Cette entrevue consolait cependant son agonie ; et lorsque le jeune homme l’eut quittée, désespéré et pleurant comme une femme, ce souvenir éloignait de sa pensée le supplice qu’on lui réservait. Elle ne le subit pas ; on la trouva morte dans sa prison, et l’on pensa que le Démon l’y avait étouffée. Son cadavre fut porté sur le bûcher, et dévoré par les flammes. Elle n’eut point de tombeau sur la terre, et n’y fut pas long-temps pleurée. Magui vécut peu dans le pays étranger où le Juif l’appela après qu’on l’eut bannie du sien.

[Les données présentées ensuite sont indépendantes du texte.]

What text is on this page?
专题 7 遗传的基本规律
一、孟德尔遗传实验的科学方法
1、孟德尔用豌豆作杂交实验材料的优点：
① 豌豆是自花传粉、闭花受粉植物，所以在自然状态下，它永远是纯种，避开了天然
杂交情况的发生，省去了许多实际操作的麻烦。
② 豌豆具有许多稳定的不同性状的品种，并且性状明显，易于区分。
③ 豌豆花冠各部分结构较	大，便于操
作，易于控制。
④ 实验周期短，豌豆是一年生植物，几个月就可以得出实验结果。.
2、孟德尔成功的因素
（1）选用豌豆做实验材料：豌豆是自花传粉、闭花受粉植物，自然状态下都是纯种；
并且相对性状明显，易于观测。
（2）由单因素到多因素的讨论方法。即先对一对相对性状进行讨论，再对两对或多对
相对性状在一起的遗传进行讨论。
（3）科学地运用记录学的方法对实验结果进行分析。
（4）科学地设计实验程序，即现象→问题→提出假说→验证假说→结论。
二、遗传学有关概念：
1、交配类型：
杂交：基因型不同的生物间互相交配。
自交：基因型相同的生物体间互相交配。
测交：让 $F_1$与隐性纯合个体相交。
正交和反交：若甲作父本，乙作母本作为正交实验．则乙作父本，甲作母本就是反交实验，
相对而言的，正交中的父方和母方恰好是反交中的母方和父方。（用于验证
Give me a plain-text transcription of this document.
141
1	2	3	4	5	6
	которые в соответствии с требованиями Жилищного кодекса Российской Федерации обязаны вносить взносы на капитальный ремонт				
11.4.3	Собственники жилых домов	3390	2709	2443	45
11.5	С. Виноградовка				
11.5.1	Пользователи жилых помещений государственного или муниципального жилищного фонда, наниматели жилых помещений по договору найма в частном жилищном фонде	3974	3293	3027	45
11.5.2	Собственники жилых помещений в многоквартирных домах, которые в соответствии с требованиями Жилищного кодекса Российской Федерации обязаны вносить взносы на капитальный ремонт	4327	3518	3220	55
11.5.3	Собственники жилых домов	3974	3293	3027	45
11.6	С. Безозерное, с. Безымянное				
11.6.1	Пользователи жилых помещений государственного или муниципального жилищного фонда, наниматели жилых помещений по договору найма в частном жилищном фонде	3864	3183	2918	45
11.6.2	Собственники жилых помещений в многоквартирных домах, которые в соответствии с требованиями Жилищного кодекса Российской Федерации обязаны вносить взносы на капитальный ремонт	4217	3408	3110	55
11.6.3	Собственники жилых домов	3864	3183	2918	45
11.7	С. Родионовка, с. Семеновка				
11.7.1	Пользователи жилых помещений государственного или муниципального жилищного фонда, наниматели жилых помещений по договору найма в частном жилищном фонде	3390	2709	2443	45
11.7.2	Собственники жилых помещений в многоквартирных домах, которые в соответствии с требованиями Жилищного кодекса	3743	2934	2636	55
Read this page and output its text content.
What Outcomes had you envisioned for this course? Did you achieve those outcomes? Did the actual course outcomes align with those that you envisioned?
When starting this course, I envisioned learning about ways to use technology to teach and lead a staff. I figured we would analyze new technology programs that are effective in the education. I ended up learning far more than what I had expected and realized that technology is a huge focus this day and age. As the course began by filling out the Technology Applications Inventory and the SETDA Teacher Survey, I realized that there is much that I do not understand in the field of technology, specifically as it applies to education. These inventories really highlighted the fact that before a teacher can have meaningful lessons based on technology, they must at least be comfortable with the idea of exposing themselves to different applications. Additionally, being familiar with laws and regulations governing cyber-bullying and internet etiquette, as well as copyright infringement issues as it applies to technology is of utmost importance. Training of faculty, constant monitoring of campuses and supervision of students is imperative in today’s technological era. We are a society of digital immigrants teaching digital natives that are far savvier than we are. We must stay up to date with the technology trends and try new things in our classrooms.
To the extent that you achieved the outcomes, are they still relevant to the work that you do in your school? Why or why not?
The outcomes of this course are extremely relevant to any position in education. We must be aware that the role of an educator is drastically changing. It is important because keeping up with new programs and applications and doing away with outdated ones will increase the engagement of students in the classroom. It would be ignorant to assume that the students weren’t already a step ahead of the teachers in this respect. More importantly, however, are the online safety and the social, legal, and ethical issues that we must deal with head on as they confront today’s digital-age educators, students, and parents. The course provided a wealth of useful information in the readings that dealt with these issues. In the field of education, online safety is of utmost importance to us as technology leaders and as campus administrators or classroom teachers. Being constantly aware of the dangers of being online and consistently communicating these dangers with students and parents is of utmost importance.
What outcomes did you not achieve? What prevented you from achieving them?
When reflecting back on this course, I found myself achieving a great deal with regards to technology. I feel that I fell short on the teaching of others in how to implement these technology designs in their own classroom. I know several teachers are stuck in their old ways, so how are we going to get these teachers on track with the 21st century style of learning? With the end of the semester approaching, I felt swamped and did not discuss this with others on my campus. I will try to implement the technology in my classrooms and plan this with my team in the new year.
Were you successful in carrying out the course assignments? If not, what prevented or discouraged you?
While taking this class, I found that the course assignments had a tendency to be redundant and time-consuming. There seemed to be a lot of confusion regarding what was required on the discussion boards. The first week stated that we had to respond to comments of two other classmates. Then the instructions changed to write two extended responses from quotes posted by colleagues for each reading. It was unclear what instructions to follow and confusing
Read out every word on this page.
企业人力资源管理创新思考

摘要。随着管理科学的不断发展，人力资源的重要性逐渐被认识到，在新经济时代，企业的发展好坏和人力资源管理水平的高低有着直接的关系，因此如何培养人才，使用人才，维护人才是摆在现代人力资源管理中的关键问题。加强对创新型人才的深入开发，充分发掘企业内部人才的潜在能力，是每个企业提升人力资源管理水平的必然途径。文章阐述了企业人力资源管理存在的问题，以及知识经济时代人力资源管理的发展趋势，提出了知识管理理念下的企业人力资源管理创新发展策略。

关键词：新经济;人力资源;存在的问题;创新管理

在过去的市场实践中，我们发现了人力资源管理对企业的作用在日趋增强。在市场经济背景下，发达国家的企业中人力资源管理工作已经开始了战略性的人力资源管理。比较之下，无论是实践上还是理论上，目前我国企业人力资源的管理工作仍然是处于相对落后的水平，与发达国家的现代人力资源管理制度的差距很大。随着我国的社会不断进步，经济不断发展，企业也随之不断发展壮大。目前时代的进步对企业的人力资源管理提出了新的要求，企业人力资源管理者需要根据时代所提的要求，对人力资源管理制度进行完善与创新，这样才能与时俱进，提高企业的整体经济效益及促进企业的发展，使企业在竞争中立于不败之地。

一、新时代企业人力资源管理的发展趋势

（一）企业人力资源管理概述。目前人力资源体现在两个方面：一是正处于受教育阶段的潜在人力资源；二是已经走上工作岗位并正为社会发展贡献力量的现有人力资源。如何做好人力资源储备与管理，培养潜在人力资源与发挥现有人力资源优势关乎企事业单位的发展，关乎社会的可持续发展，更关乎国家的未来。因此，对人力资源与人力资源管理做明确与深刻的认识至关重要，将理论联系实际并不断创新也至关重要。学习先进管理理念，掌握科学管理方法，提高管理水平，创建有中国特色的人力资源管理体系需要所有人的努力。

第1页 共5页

Elle avait vu le corps de sa fille brûlé sur un bûcher, et sa cendre jetée au vent ; elle avait vu sa cabane démolie, et la place qu’elle occupait maudite. Sa raison s’était affaiblie, et elle semblait quelquefois ne garder aucun souvenir de ses malheurs ; cependant, elle interrompait de temps en temps son silence habituel par quelques tristes monosyllabes : « Hélas ! hélas ! répétait-elle, hélas ! mon Dieu ! » et puis elle pleurait.

Le Juif était dans l’âge où les affections se remplacent, où l’amour peut renaître dans le cœur ; et, l’amour, l’avait-il ressenti pour la pauvre fille ? Il épousa, par la suite, la belle Juive de Vesoul qui lui avait été proposée !


FIN.
  1. L’édit est du 18 septembre 1374.